Let’s go back to the start of Lent, when on Ash Wednesday the minister imposed ashes and said, “Remember that thou are dust, and to dust thou shalt return.” Did we take that seriously? Do we need a global pandemic to be reminded that our bodies came from nothing but dirt and they will ultimately go back to the dirt? Are we irritated by our own seeming insignificance, as the Israelites were irritated by their thirst?

Or, are we perhaps going to choose to be like the woman at the well, and extend our conversation with Jesus until we are not ashamed of our existence but neither are we prideful? Can we joyfully say in a few minutes the words of the Centurion, “Lord, I am not worthy that thou shouldst enter under my roof, but speak the word only and my soul shall be healed.”
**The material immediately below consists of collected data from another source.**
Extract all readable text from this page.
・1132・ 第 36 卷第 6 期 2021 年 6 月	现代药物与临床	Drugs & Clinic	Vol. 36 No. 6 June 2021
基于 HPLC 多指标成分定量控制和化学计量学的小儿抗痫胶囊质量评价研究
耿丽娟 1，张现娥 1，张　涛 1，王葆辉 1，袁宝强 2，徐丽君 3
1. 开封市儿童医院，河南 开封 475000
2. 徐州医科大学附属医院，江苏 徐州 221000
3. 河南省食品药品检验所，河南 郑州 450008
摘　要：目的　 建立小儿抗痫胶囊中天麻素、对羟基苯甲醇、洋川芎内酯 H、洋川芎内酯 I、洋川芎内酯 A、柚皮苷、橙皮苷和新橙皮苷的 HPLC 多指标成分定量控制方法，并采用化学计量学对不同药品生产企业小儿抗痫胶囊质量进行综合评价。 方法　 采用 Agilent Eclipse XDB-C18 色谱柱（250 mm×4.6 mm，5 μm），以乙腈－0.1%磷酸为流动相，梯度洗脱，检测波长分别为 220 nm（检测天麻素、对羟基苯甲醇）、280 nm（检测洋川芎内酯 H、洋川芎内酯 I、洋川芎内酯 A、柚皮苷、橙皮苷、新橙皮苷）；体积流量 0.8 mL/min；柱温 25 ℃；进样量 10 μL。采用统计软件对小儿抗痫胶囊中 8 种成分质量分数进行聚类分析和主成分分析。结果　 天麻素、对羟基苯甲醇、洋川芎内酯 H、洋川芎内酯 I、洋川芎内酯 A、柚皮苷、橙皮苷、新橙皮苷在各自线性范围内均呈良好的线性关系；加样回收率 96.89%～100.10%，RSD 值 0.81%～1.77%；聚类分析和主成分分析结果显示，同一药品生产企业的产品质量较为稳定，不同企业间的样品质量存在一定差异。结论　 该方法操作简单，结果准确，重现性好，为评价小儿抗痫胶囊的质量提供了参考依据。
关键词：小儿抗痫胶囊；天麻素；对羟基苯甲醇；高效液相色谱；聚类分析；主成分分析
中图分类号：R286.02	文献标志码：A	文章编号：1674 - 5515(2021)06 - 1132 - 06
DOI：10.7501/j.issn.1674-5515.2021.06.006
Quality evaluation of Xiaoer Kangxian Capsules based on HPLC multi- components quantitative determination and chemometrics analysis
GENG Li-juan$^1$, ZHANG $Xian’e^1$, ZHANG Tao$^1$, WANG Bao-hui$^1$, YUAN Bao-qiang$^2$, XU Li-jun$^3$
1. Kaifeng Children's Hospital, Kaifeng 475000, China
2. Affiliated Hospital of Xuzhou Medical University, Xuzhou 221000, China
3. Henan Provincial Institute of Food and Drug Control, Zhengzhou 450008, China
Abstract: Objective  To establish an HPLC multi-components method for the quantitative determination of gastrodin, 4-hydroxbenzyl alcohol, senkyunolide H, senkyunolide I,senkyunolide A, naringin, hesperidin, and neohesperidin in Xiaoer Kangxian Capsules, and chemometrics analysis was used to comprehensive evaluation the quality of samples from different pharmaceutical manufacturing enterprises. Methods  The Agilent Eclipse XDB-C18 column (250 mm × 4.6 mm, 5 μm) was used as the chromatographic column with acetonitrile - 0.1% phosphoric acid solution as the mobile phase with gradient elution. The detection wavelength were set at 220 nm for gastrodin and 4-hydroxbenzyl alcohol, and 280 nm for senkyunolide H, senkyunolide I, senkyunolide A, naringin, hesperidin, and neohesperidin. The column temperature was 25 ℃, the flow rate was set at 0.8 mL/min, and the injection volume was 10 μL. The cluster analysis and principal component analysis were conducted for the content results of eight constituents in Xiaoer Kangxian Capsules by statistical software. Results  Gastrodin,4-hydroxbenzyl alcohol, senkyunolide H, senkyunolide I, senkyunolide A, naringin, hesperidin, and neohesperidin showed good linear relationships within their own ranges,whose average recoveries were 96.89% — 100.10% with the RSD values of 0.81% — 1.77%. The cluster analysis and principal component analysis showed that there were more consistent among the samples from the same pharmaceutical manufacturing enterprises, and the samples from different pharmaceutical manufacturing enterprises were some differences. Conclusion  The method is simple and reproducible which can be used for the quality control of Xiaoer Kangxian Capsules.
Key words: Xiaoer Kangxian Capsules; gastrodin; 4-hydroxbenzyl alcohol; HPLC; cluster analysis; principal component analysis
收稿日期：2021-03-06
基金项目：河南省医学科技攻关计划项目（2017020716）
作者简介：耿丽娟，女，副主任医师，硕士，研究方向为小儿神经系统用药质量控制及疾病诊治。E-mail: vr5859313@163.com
Like the Centurion, the woman at the well is a model for us in the sacrament of Confession, for she does not lie about her sinful past, or hide it, but states it plainly and accepts the peace of Christ. The joy of a full relationship with God is worth the momentary difficulty of making an honest and full confession. We are not worthy, but he has come under our roof. Could this one not be the Christ? Yes, yes, emphatically yes. He is the Christ. And the love of Christ will overcome every difficulty we face.

This is the beauty of the season of Lent. It is a time of preparation for the Passion of Our Lord. It is a time of honest self-examination. It is a time of spiritual development. Let’s take advantage of it. Let’s not rush to judgment about our circumstances. Let’s not get so busy assigning blame. Let’s wait on our Lord. Let’s remember those ashes. And let’s deepen our relationship with Jesus through the sacraments, through fasting, and through prayer.